Vieira apontou pressões políticas e decisões atípicas de ministros da Corte, que, segundo ele, dificultam o avanço das apurações. Ele afirmou:
““Temos uma relação não republicana entre o grupo comandado por Daniel Vorcaro e grandes autoridades, incluindo ministros da Suprema Corte. Vamos ter que avançar nessas apurações para que, de fato, os brasileiros possam ter acesso à verdade.””
O senador também criticou a postura da PGR (Procuradoria-Geral da República), que, na visão dele, agiu com lentidão ao questionar a urgência da decisão que levou à prisão de Vorcaro nesta terça.
““A PGR alegou que 72 horas seria pouco para avaliar pedidos de prisão, mas isso é atípico. Esses pedidos precisam ser avaliados com rapidez,””
destacou.
Vieira mencionou as atitudes de ministros como Dias Toffoli e Gilmar Mendes, que, segundo ele, têm prejudicado o andamento das investigações.

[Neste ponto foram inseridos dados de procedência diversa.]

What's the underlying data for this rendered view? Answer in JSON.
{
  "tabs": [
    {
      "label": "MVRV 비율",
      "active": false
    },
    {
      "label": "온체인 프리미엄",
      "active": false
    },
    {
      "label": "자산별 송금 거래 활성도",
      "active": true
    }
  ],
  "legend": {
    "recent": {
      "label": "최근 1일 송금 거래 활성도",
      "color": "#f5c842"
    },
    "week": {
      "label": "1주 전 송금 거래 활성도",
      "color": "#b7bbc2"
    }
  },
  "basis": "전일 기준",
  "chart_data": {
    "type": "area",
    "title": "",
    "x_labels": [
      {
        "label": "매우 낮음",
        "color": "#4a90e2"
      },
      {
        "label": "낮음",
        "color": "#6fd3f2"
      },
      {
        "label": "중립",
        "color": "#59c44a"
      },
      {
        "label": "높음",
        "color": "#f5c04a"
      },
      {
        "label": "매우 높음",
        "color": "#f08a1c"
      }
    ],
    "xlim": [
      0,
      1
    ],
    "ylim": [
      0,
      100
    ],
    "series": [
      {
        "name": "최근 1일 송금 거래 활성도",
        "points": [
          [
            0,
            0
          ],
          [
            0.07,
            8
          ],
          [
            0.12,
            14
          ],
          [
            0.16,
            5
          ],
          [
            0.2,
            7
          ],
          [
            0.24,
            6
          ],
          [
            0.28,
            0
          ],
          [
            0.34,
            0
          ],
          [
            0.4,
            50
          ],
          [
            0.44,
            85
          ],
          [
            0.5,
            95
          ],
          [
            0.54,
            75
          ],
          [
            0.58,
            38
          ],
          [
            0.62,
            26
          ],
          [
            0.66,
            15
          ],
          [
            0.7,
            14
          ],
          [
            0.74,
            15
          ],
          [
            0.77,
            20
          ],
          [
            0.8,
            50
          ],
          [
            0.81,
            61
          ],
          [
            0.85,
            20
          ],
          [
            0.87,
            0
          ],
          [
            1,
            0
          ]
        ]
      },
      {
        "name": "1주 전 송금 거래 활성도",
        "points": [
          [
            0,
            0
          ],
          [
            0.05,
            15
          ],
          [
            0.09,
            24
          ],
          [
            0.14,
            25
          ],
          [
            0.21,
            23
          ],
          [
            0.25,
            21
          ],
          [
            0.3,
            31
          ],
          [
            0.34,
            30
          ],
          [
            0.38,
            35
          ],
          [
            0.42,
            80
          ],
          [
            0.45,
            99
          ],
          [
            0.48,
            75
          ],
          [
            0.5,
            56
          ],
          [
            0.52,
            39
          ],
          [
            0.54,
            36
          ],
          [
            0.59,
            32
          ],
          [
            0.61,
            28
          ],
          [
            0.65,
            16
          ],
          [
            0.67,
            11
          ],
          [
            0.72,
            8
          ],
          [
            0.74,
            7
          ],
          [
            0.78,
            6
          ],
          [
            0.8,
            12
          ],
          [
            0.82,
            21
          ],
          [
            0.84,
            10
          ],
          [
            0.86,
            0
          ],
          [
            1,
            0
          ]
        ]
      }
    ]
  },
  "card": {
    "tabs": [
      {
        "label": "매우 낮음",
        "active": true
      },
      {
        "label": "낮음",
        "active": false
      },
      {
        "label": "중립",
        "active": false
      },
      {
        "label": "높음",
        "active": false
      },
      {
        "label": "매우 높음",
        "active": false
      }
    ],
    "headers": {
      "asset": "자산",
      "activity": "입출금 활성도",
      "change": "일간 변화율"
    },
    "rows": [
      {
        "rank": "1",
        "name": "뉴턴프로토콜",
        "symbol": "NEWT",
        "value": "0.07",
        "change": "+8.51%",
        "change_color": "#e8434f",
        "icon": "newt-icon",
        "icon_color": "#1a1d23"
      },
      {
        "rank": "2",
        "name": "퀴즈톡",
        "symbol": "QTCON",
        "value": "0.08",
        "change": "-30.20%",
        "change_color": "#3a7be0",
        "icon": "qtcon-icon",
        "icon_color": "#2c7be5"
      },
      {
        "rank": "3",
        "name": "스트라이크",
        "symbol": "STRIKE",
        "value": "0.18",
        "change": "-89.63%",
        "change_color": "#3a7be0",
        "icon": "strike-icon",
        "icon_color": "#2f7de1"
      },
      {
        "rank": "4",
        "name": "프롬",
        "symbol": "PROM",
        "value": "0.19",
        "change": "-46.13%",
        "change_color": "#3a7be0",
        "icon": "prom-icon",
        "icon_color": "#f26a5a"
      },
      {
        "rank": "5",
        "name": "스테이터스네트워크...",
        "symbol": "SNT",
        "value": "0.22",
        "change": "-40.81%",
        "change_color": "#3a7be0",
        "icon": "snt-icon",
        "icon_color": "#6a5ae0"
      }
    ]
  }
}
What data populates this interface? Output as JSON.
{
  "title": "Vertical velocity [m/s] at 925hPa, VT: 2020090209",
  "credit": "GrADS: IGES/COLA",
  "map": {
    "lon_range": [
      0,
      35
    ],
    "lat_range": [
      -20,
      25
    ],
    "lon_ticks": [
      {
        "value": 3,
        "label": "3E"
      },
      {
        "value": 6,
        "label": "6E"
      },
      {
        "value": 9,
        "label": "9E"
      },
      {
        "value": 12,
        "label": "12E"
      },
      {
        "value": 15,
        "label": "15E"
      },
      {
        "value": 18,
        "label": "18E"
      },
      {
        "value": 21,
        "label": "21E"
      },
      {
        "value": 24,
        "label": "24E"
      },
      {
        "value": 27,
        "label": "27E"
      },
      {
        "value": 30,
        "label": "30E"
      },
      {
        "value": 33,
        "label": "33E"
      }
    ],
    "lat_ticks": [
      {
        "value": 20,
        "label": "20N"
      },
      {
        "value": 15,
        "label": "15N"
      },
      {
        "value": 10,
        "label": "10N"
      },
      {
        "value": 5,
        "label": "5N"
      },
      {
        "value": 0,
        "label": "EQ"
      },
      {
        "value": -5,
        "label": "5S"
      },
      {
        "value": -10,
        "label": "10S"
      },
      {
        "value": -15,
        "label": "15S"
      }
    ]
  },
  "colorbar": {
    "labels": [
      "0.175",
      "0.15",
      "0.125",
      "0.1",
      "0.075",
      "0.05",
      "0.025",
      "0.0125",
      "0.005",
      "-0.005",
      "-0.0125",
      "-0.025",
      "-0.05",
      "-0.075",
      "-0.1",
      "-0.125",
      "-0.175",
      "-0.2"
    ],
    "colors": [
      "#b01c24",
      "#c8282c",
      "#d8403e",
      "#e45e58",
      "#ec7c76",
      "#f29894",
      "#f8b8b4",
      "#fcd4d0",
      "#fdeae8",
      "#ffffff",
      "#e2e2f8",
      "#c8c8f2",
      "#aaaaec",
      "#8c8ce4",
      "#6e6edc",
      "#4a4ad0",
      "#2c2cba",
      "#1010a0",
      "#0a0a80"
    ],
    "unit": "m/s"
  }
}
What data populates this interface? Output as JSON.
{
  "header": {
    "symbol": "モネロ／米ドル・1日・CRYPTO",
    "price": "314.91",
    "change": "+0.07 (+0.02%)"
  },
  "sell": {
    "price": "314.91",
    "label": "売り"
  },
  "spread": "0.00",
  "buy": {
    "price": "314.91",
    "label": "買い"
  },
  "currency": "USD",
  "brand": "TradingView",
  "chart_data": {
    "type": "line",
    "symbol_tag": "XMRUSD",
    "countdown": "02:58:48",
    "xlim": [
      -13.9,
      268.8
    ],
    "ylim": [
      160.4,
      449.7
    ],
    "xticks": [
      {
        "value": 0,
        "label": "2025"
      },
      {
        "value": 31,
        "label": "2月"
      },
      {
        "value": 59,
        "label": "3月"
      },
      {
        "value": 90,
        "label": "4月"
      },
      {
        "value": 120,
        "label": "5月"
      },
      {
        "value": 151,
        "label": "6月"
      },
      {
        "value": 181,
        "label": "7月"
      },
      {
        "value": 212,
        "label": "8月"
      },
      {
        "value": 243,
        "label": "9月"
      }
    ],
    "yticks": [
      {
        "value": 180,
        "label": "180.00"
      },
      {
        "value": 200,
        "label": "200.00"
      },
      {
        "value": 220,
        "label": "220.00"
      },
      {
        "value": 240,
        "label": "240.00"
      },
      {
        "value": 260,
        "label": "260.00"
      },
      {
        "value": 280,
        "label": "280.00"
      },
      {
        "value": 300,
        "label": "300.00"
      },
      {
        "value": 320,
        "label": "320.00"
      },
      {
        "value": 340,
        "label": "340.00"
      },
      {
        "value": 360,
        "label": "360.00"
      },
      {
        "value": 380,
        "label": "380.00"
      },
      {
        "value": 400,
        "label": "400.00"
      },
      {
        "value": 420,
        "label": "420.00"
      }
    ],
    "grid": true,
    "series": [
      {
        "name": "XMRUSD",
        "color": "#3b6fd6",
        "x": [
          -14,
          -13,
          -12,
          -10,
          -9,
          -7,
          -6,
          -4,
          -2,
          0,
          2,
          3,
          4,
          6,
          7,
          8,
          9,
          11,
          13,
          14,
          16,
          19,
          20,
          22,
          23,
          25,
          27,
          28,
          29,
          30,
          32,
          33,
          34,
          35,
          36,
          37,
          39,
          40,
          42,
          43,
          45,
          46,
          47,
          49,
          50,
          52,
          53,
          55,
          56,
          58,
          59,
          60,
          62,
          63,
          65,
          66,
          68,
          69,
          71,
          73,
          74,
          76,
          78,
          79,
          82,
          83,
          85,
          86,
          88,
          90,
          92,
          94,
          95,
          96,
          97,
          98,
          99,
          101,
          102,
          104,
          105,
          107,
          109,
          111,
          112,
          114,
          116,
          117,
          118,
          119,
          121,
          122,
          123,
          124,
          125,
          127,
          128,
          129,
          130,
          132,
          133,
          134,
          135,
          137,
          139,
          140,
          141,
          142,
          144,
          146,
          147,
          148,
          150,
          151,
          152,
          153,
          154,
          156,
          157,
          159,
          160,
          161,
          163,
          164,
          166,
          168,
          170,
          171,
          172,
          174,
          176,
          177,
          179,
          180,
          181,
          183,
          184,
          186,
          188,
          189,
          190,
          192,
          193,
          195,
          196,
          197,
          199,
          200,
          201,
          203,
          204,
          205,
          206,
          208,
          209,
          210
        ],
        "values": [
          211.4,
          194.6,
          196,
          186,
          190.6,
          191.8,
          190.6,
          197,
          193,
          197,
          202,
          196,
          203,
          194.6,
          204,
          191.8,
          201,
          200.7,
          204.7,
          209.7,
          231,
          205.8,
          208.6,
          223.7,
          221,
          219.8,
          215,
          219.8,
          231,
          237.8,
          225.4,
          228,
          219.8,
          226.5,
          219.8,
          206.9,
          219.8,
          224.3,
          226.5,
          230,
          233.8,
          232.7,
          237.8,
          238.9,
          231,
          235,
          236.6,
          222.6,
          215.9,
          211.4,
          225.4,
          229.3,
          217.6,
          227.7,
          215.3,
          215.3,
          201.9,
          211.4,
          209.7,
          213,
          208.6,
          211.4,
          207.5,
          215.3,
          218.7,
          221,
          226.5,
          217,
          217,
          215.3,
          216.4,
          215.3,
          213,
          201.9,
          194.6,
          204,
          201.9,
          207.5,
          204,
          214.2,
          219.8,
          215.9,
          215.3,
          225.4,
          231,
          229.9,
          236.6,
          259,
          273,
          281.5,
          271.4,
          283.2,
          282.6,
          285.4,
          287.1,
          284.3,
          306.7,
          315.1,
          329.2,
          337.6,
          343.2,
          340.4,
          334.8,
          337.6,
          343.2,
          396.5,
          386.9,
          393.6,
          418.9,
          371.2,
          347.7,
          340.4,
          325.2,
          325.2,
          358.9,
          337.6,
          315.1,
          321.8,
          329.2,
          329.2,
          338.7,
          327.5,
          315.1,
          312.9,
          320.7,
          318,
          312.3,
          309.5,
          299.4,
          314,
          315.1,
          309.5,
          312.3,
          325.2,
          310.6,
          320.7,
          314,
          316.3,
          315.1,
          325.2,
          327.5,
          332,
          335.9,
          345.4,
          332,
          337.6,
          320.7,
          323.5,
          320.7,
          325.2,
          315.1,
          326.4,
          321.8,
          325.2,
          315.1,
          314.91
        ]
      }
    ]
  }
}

““Essas decisões são absolutamente descabidas,””
afirmou, referindo-se à devolução da relatoria do caso por Toffoli e ao mandado de segurança reativado por Gilmar, que suspendeu a quebra dos sigilos bancário, fiscal e telemático da Maridt, empresa que tem entre os sócios o ministro Toffoli.
O senador afirmou:
““A decisão do ministro Gilmar ultrapassa o limite da definição de atípica, ela é absurdamente descabida. Ele ressuscita um mandado de segurança arquivado há três anos e, nesse mandado, concede habeas corpus para uma pessoa jurídica. Isso é ilegal de cabo a rabo. Já estamos apresentando os recursos necessários para que a Suprema Corte possa retificar esse absurdo.””
Para Vieira, o maior obstáculo para o avanço das investigações é o poder e a influência que integrantes do STF ainda exercem no processo.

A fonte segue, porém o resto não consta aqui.